Your first question comes from Keith Hughes with SunTrust. Your line is open.
Thank you. You had $8 million of integration cost, I believe was – back out of the EBITDA? Is that part of the $50 million, $60 million that you referred to for this year, and what other categories are you referring to in that number?
Go ahead. I will turn this over to Steve. Thank you, Keith. Good morning.
Yes, Steve. We had merger integration costs in the period of $8.3 million and the way the calculation works for adjusted EBITDA is those are added back to get to the $60.6 million.
Okay. So I guess my question is you referred to one-time cost I believe this year of $50 million to $60 million, I assume that includes those expenses, what other expenses are included in that one time cost number you gave?
Sure. There are those kind of cost, as well as those similar cost year-to-date, that was just the period cost, the third quarter and then you also have the capital expenditures, which are one time, not the ongoing in nature.
I could you give you those one time integration related CapEx cost for both the quarter and year-to-date, those are $7 million for the quarter and $23 million for the year-to-date.
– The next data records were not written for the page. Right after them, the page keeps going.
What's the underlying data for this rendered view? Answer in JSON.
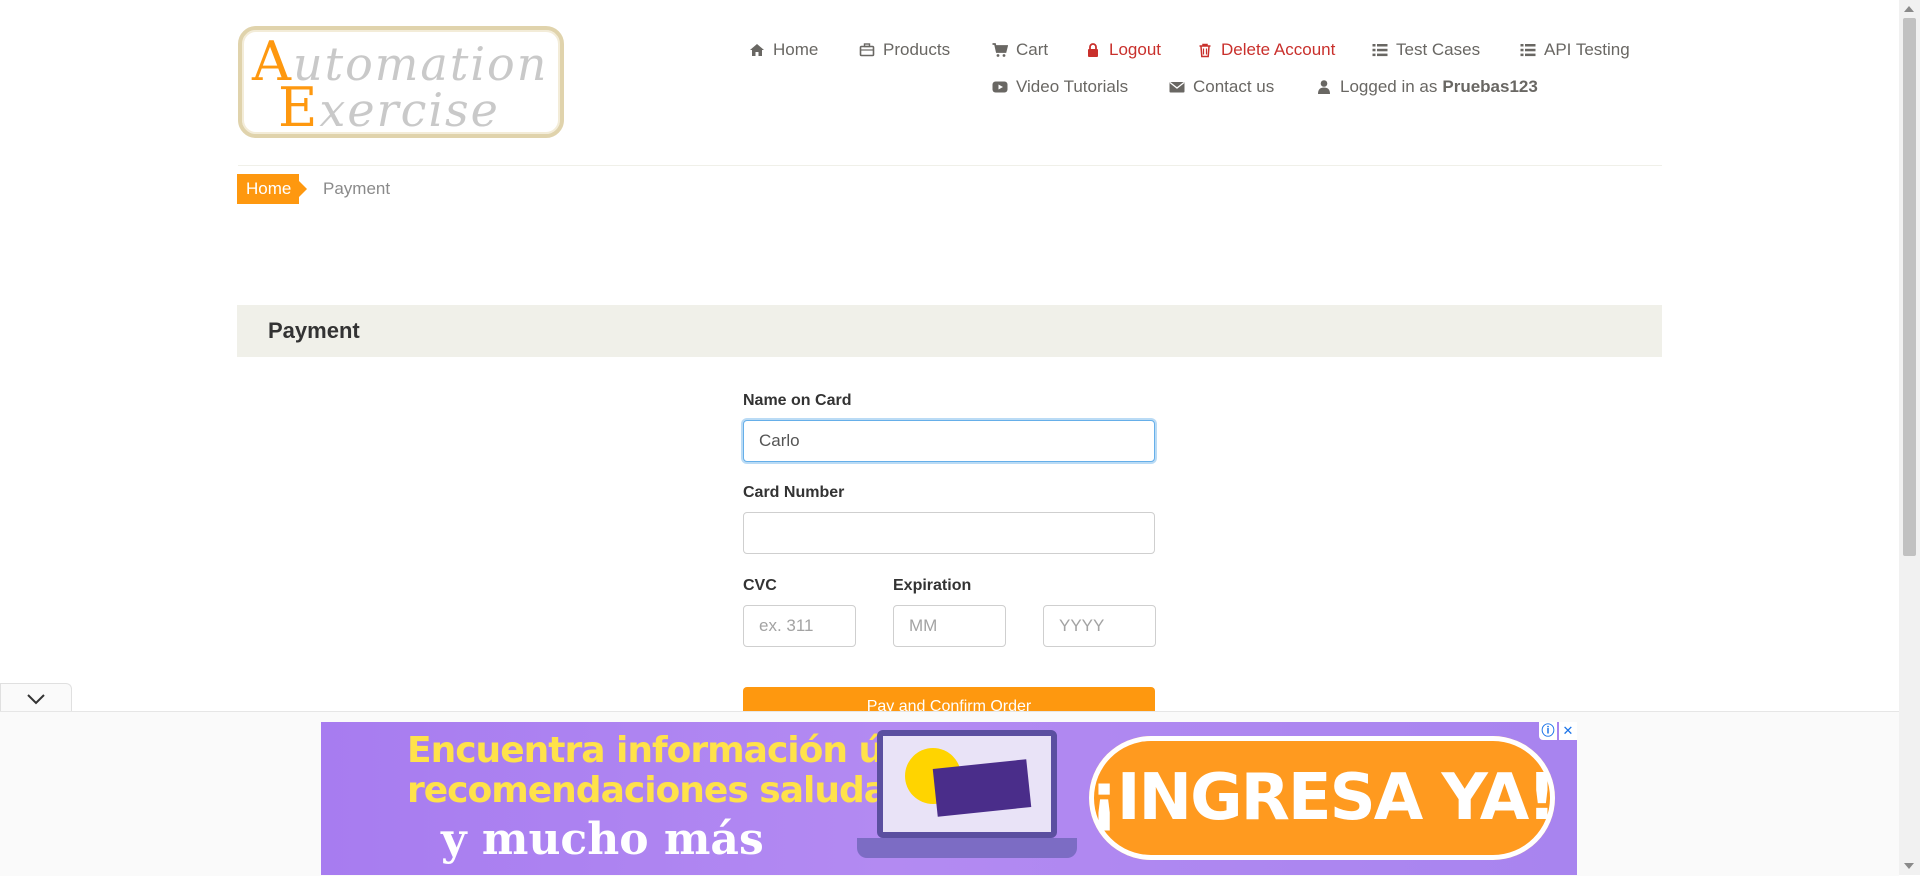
{
  "logo": {
    "line1_first": "A",
    "line1_rest": "utomation",
    "line2_first": "E",
    "line2_rest": "xercise"
  },
  "nav": {
    "home": "Home",
    "products": "Products",
    "cart": "Cart",
    "logout": "Logout",
    "delete_account": "Delete Account",
    "test_cases": "Test Cases",
    "api_testing": "API Testing",
    "video_tutorials": "Video Tutorials",
    "contact_us": "Contact us",
    "logged_in_prefix": "Logged in as",
    "username": "Pruebas123"
  },
  "breadcrumb": {
    "home": "Home",
    "current": "Payment"
  },
  "panel": {
    "title": "Payment"
  },
  "form": {
    "name_label": "Name on Card",
    "name_value": "Carlo",
    "card_number_label": "Card Number",
    "card_number_value": "",
    "cvc_label": "CVC",
    "cvc_placeholder": "ex. 311",
    "expiration_label": "Expiration",
    "month_placeholder": "MM",
    "year_placeholder": "YYYY",
    "submit_label": "Pay and Confirm Order"
  },
  "ad": {
    "line1": "Encuentra información útil,",
    "line2": "recomendaciones saludables",
    "line3": "y mucho más",
    "cta": "¡INGRESA YA!",
    "info_icon": "ⓘ",
    "close_icon": "✕"
  },
  "colors": {
    "accent": "#fe980f",
    "danger": "#c9302c",
    "panel": "#f0f0e9",
    "focus": "#66afe9"
  }
}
Okay. Thank you. And going into the fundamentals, there are about a few on the, do you want call it paper side of your business, there has been some big earnings releases here. I just – get your feel for that market. I understand your numbers are [indiscernible] because there is some customer rationalization going on and other issues, but what’s your feel for that market right now?
And Keith, you are talking about the overall paper industry?
Yeah, the pricing and – part of it, but what is your view?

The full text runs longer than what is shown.